Theorem: Optimal Path Under Monotonicity

If the monotone condition in satisfied, then A* has already found an optimal path to any node it selects for expansion.

That is, if A* selects \(n\) for expansion and if the monotone condition is satisfied, then

\[g(n) = g^*(n)\]

Proof

Let \(\xi = (n_0, n_1, n_2, \dots, n_l, n_{l+1}, \dots, n = n_k)\) be a sequence of nodes constituting an optimal path from \(n_0\) to \(n\).

Let \(n_l\) be the last node on \(\xi\) expanded by A*. Then \(n_{l+1}\) must be on \(\texttt{OPEN}\) and a candidate for expansion.

Let:

  • \(n_i =\) any node on \(\xi\)

  • \(n_{i+1} =\) a successor of \(n_i\), also on an optimal path

\[\begin{align*} g(n_{i+1}) + h(n_{i+1}) &= g(n_i) + c(n_i, n_j) + h(n_{i + 1})\\ &\geq g(n_i) + h(n_i) \end{align*}\]

Transitivity of the relation \(`\; \geq\text{'}\) gives us:

\[g(n_j) + h(n_j) \geq g(n_i) + h(n_i)\]

for any \(n_i\), \(n_j\) on \(\xi\) if \(i \lt j\)

In particular,

\[g(n) + h(n) \geq \underbrace{g(n_{l+1}) + h(n_{l+1})}_{f(n_{l+1})}\]

Since A* has found an optimal path to \(n_{l+1}\),

\[g(n_{l+1}) = g^*(n_{l+1})\]

Since A* is about to expand \(n\) instead of \(n_{l+1}\), it must be the case that

\[\begin{align*} f(n) &= g(n) + h(n)\\ &\leq f(n_{l+1}) \end{align*}\]

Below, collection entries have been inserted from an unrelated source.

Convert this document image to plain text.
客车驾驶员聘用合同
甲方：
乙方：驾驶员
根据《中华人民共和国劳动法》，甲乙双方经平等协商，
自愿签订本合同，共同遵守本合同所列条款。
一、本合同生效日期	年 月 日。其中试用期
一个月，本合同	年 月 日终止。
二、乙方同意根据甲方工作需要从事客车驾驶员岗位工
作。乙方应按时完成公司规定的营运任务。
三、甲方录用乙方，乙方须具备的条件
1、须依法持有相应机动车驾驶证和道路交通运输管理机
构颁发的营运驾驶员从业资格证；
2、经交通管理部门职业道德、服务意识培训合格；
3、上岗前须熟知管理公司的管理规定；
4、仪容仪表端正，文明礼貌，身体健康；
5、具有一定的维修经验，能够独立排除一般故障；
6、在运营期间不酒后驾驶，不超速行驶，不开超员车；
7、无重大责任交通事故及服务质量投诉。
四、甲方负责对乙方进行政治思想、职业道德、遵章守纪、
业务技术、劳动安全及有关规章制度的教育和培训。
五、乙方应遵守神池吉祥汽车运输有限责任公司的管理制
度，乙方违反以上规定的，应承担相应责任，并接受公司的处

But, we have already established that

\[g^*(n) + h(n) \geq f(n_{l+1})\]

Therefore, \(g(n) \leq g^*(n)\)

But since our method for computing the \(g\)'s implies that \(g(n) \geq g^*(n)\), it must be the case that:

\[g(n) = g^*(n)\]

Hence, proved.